The 22 YR old’s GF goes back home to California today after 6 weeks here and she joked she should convert Muslim so they won’t let her back in(with Trump’s anti-Muslim policy, not letting people in from Muslim countries) even though she’s American and they’re letting their own people in,and if she actually said that they’d probably shoot her or something, or send her to Guantanamo Bay! The 13 YR old also said about Trump de-funding abortion( which is actually something good he did) it’ll make it “unsafe”….well, hate to tell ya,kid, but abortion’s never “safe”….spoiler alert: the baby always dies in the end,and if she means the mother, anyone who’s callous enough to kill an innocent baby , her own child,deserves whatever happens to her…..it’s called KARMA.

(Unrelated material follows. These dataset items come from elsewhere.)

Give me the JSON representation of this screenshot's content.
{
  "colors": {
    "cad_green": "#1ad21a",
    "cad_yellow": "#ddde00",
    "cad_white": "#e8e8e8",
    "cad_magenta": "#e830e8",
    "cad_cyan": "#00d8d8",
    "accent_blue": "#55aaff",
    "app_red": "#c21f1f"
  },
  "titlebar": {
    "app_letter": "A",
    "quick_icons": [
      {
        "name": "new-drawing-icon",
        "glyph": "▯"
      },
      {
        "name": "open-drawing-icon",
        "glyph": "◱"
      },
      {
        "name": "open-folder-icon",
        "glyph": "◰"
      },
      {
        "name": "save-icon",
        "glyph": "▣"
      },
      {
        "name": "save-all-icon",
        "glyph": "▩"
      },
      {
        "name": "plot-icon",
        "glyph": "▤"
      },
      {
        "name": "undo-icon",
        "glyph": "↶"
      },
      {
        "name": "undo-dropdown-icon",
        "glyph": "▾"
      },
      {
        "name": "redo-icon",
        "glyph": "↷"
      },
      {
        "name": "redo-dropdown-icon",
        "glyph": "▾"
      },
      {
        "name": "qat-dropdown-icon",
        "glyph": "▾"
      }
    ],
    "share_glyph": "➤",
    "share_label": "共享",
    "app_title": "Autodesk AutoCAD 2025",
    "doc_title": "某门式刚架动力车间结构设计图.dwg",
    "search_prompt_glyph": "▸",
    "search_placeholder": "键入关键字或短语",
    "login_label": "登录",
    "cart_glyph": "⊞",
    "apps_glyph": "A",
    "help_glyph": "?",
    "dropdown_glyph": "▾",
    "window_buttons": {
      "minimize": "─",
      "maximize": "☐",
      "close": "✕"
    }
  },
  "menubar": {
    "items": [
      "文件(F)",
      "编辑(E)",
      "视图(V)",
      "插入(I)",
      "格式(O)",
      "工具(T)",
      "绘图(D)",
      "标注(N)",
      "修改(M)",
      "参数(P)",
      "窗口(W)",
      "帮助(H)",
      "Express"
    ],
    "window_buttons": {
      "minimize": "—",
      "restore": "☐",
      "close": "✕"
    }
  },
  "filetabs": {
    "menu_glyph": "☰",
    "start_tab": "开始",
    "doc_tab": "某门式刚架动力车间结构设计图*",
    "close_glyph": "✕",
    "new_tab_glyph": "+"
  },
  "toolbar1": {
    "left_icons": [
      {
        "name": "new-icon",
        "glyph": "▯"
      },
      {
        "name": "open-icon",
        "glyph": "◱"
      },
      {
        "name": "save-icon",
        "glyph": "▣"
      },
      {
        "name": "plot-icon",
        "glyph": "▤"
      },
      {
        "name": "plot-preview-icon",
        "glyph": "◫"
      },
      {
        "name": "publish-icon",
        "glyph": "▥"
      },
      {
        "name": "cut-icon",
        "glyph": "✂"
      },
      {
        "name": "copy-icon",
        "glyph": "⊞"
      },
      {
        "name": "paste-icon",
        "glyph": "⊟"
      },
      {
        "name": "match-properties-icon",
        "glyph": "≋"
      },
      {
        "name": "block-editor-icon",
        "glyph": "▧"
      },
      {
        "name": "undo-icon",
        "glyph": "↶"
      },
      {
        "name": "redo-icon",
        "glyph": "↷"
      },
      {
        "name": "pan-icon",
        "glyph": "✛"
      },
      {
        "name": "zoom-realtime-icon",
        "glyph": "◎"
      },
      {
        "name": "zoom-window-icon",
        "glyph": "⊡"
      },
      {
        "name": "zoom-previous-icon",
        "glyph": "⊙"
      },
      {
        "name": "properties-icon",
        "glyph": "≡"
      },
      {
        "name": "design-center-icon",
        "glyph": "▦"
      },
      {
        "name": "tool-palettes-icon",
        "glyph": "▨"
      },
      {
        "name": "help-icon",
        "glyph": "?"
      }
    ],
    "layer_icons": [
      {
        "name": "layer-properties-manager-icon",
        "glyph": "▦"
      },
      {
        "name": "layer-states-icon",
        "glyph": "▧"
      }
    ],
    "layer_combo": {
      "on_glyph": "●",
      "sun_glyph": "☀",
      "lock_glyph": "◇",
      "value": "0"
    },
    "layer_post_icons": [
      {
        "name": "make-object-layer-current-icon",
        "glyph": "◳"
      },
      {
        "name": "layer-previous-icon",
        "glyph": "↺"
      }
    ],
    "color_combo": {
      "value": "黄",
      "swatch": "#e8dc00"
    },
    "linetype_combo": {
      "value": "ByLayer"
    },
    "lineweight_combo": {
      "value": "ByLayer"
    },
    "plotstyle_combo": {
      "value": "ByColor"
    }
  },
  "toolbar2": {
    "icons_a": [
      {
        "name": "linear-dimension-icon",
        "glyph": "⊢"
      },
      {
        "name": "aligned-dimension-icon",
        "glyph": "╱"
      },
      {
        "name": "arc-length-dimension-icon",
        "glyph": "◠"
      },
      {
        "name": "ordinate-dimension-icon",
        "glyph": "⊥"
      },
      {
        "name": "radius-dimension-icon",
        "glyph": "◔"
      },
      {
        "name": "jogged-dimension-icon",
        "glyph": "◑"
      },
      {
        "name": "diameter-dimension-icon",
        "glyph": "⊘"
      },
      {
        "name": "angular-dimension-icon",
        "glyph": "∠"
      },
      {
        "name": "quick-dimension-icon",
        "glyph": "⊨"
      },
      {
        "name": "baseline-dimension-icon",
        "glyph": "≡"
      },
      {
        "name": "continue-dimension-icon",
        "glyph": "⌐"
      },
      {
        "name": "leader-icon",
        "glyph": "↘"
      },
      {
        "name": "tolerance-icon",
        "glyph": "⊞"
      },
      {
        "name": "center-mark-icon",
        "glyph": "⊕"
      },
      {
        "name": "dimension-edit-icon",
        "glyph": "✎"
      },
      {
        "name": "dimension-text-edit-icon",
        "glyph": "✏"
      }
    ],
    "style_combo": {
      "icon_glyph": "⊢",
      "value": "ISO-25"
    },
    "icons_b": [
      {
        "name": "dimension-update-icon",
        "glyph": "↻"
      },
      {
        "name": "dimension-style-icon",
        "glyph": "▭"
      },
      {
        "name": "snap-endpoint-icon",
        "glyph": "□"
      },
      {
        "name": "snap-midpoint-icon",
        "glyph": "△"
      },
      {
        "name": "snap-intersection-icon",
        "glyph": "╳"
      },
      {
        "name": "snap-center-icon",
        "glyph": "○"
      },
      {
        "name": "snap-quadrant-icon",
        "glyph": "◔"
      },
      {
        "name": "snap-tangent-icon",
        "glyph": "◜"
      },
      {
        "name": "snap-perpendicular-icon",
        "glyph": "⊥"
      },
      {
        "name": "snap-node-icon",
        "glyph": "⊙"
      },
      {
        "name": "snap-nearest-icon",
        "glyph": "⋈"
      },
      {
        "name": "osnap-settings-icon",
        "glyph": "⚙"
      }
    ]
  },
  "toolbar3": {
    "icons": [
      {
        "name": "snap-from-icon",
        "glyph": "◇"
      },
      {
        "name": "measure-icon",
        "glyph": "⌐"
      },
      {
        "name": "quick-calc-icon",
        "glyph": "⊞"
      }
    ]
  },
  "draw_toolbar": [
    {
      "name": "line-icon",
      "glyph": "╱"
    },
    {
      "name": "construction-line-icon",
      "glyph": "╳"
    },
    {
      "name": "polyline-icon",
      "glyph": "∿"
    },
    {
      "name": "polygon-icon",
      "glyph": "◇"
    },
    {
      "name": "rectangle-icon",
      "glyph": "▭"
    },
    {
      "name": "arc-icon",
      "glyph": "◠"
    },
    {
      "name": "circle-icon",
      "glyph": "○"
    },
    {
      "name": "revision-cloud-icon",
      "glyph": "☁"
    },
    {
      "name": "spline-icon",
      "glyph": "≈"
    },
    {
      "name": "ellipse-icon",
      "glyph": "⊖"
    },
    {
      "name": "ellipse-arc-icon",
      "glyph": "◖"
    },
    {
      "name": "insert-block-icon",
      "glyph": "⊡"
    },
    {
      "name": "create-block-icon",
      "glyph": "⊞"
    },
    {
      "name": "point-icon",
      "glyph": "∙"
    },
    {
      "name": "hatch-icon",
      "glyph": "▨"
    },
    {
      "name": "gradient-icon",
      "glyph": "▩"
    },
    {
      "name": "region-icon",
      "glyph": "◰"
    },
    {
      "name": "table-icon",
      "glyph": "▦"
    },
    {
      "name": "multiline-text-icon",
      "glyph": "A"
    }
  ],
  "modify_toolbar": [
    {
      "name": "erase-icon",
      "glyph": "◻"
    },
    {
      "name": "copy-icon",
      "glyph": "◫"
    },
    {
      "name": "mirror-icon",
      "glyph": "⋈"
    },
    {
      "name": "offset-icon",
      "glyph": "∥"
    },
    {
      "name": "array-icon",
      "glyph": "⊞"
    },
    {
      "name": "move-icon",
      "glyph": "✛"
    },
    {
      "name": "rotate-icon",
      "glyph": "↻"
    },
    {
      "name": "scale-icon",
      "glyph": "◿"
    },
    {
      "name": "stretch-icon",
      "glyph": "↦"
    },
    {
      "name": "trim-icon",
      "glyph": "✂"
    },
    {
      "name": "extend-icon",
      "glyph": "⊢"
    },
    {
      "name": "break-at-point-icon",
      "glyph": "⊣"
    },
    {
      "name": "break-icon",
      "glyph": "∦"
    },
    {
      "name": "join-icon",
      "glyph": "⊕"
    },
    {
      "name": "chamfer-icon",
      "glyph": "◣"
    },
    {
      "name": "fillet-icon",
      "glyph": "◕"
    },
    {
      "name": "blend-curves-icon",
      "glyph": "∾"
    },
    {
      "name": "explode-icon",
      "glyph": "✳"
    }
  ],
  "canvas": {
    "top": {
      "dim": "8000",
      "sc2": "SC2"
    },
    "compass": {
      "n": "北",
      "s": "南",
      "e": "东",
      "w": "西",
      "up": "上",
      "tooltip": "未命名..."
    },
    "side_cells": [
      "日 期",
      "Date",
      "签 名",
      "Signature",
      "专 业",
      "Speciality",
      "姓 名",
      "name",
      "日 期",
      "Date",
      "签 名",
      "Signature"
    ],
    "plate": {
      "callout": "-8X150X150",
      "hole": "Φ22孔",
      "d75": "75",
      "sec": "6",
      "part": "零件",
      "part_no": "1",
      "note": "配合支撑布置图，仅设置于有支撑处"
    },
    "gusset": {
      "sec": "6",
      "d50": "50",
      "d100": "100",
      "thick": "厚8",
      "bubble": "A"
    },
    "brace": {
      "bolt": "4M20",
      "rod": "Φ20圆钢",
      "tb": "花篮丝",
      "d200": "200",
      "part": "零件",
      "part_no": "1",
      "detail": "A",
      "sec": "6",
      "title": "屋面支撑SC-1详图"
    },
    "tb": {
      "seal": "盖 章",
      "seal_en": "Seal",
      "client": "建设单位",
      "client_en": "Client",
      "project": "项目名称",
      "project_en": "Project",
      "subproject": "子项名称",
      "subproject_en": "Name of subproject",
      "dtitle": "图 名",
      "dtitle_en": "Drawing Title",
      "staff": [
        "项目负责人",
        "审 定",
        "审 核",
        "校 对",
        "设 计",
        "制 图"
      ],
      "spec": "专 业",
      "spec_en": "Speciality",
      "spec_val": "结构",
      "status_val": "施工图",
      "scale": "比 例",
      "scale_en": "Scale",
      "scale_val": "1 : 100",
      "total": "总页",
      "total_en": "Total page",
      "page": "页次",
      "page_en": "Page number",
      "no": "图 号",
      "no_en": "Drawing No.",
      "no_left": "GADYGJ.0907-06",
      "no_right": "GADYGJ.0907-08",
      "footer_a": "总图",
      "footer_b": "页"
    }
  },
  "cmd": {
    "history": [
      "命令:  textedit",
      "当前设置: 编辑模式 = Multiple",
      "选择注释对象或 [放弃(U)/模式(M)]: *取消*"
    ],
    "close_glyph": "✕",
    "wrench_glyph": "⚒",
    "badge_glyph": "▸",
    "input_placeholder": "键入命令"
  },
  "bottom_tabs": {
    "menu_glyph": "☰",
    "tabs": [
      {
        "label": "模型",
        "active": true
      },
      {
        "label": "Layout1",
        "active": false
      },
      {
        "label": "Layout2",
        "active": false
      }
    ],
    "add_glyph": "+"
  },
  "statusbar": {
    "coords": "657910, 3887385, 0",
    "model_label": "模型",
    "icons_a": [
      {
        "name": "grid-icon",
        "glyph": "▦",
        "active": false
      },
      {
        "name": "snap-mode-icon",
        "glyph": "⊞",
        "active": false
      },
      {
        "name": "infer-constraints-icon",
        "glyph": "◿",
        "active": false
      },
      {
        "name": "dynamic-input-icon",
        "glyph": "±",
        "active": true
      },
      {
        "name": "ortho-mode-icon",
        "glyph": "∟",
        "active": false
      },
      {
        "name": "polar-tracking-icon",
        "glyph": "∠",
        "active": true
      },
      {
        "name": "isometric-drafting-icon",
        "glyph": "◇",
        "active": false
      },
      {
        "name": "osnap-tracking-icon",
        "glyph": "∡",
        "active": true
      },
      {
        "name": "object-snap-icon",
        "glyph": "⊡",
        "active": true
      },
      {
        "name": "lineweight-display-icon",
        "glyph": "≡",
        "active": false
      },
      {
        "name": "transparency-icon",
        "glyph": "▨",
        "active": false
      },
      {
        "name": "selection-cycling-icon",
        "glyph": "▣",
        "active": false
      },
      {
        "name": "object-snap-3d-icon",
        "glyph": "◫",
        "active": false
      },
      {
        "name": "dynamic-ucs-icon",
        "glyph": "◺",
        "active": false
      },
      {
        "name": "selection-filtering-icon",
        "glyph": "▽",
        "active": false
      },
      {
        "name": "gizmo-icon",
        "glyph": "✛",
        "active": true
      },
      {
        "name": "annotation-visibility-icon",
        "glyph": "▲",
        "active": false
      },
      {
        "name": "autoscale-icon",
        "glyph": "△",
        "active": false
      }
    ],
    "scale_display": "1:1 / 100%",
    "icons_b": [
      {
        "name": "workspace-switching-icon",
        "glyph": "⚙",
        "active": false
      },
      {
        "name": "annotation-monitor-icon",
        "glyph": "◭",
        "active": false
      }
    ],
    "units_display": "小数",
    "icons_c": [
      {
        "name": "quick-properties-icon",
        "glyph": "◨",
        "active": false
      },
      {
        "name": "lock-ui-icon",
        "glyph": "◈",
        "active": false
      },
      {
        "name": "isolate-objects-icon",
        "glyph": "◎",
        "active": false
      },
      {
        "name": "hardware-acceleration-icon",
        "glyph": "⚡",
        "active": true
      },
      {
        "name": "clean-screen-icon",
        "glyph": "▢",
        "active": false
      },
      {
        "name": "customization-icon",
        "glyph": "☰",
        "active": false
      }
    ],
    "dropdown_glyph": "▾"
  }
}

I also noticed how skinny the lady on the TV news was( and the camera adds weight, so imagine how skinny she must be in real life?) so I yelled at the TV, “Wait until you have kids or until you’re in your 40’s! It won’t last so enjoy it now while you can!” and my  hubby snarled about my iPod to “turn off your stupid music” so I told him, “You’re stupid!” and then he got really mad and said I “take it personally” but it was personal; it was directed at something of mine, therefore a reflection of me, yet when I give it to him he can’t take it, and about Buddy he smirked, “Look up the definition of ‘dumb dog’ and you’ll see a picture of him!”( actually he’s quite smart) so I replied, “Who? Of you?” Whenever he hurts or insults me or someone I love  I don’t take it but I give it right back to him,and then he chortled about me “always blasting my big mouth off.” I don’t know why he thinks he can talk to me like that and treat me like that, belittling me and putting me down but whenever I say anything back he gets so mad. I guess that’s just the way abuse and bullying works.